Felicia Orth made red mole using the Pink Adobe (restaurant in Santa Fe) recipe and I made a green mole with chicken that Malena Martinez, my friend in San Cristobal, taught me how to make.

Here is the recipe. Note, I could not find the epazote (dried) that I'd purchased in Albuquerque, and there was no fresh to be found, so I left it out. 2 leaves of cabbage can be substituted for the endive lettuce. That's what I did and it was just as good as when Malena made it. I love this sauce. I used to eat just the sauce on eggs, and also on rice sometimes, if any was left over when the chicken was done.

So, if you're up to a challenge, have fun with it.
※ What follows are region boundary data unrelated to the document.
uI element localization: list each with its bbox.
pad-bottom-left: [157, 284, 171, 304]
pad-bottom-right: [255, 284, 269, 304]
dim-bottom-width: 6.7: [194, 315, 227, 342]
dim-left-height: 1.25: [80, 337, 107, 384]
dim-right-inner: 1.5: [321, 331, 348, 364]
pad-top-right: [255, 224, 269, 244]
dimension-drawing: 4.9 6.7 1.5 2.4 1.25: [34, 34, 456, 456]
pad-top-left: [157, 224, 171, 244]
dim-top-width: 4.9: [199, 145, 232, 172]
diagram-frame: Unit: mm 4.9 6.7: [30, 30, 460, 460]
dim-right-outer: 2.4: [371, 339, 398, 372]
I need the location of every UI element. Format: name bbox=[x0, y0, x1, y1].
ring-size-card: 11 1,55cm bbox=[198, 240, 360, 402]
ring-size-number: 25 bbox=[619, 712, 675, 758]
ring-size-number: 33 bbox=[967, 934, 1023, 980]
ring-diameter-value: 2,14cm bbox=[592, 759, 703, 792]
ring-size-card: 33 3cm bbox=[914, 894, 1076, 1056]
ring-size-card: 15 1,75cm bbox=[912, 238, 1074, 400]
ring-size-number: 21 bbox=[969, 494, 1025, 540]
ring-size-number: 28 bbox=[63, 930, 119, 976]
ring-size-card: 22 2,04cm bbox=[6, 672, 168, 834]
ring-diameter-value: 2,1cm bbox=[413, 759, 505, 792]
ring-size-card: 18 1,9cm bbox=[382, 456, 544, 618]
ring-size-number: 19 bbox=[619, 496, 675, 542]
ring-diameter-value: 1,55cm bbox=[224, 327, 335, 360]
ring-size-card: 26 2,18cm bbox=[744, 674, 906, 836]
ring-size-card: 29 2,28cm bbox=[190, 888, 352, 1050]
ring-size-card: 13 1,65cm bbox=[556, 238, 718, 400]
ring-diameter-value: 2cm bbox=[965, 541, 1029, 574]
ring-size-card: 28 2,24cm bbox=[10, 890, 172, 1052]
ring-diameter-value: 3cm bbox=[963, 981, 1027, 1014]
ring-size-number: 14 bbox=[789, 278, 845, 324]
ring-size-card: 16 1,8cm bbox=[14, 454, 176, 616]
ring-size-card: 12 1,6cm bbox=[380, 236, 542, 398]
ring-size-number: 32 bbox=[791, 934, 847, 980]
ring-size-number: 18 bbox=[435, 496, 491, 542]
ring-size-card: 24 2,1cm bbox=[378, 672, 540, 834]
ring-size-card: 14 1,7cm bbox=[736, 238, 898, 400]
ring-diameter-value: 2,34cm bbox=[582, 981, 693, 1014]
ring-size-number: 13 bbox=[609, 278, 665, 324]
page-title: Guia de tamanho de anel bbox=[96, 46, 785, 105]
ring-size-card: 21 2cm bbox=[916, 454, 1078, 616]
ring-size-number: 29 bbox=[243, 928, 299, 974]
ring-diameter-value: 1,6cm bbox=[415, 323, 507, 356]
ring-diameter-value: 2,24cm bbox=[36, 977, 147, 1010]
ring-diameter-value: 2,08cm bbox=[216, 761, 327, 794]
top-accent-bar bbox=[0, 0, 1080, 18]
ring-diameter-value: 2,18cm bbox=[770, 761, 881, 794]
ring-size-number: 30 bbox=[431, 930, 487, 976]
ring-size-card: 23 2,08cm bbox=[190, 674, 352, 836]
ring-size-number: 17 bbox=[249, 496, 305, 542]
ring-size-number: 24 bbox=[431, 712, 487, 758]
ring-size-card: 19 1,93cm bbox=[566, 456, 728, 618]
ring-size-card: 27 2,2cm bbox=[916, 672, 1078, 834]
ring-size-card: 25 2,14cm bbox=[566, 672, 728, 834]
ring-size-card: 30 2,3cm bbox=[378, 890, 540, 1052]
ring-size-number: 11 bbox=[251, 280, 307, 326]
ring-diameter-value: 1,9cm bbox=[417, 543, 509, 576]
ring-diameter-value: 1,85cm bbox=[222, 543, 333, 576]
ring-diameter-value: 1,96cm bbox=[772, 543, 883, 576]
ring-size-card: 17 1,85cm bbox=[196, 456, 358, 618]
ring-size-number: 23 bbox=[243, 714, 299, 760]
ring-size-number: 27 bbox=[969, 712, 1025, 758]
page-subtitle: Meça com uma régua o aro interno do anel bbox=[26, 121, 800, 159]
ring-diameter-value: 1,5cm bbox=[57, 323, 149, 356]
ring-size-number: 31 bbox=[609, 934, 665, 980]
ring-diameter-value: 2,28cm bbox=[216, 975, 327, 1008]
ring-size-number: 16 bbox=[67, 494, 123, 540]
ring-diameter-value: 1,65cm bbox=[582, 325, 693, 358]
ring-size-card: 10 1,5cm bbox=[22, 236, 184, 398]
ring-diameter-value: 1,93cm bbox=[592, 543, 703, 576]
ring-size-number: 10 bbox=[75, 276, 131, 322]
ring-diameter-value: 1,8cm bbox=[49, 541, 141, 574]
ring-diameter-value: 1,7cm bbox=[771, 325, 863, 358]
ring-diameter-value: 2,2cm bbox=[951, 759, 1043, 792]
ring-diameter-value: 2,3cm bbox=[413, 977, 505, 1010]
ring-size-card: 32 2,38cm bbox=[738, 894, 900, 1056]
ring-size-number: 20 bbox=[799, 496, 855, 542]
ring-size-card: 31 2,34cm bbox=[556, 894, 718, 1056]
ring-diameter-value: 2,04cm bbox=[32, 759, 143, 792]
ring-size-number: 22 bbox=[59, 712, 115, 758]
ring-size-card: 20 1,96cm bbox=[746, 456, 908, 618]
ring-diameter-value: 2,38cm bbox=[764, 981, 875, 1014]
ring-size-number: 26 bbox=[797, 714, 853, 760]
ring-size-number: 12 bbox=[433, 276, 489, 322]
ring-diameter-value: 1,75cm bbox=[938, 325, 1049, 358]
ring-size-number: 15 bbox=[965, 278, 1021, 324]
Malena Martinez’ Green Chicken Mole

1 kilo of chicken pieces, skin on
1 kilo of tomatillos, size doesn’t matter, peel off the light skin
Epazote, 4 stems (Mexican herb)
½ normal bunch of cilantro (fresh coriander), washed
2 leaves of endive lettuce
1 t. cumin (powdered)
Garlic, 4 cloves
Onion, ½  white, chopped
Pepitas, raw, about ½ cup
Salt, less than 1 T.
2 large rectangles of KNORR chicken boullion or Caldo
1 med. chile verde or a small jalapeno

Boil the tomatillos whole with the chile verde.
Separately boil the chicken pieces (with extra onion and garlic)
After 15-20 minutes…..

Put the chopped onion in a blender with garlic, lettuce, herbs, cilantro, cumin, and some of the chicken broth

Pour the blended stuff into a deep skillet with a little oil, heat to simmer

Blend the cooked tomatillos and pepitas with broth and process in the blender. Add to the herb mix in the skillet. Add the Knorr boullion and then cook about 15 minutes until it thickens. Taste and add salt if needed (probably won’t be!) 

Friday, August 17, 2012

Fundraising for kids

Being back in my own home after 6 months in Mexico has been like a vacation from traveling retirement, my new lifestyle. I kinda like it. So true of vacations, you think you could live in that vacation destination forever, but after a while, it gets to be like real meet people, problems arise, health issues come up, you need a haircut, you start setting goals....

One of the goals I wanted to accomplish before taking off to Europe and continuing on with living at large in the world, was to earn some money for Casa de las Flores, so they could get another bathroom working.  Read about the school here:  CasaFlores

So tonight, in Los Alamos, with the help of longtime friends, we will put on a Mexican dinner (no not tacos) of moles, a red and a green. I learned to make green mole from Malena and will post the recipe here. The kicker is you need fresh epazote and that is very difficult to find, even in parts of Mexico. Many stores in New Mexico cater to Mexicans, but those people are mostly from Chihuahua and Sonora, not deep in the heartland...Oaxaca or Chiapas. So consequently, epazote is not readily available. I did buy some dried and that will just have to do.

We hope to raise about $600 and early donations have netted $120. Thirty people are signed up for the dinner and I expect about ten others to show up at the last minute, they always do. It will be a lot of fun, we're showing the movie Which Way Home, the story of children, from 9-17 who travel alone or in pairs across Mexico to reach the US. It's so dangerous, yet they do it and some do it more than once. One boy in the documentary reached the US only to be detained by immigration and ultimately sent back to Guatemala. He did it again before being detained in Washington state. Amazing. He was 13.

The kids in San Cristobal are equally street savy and grow up tough and wary. Most never learn to read unless they can occasionally go to a school like Casa de las Flores. Too many of them only see a future outside of Mexico. And getting out can be deadly.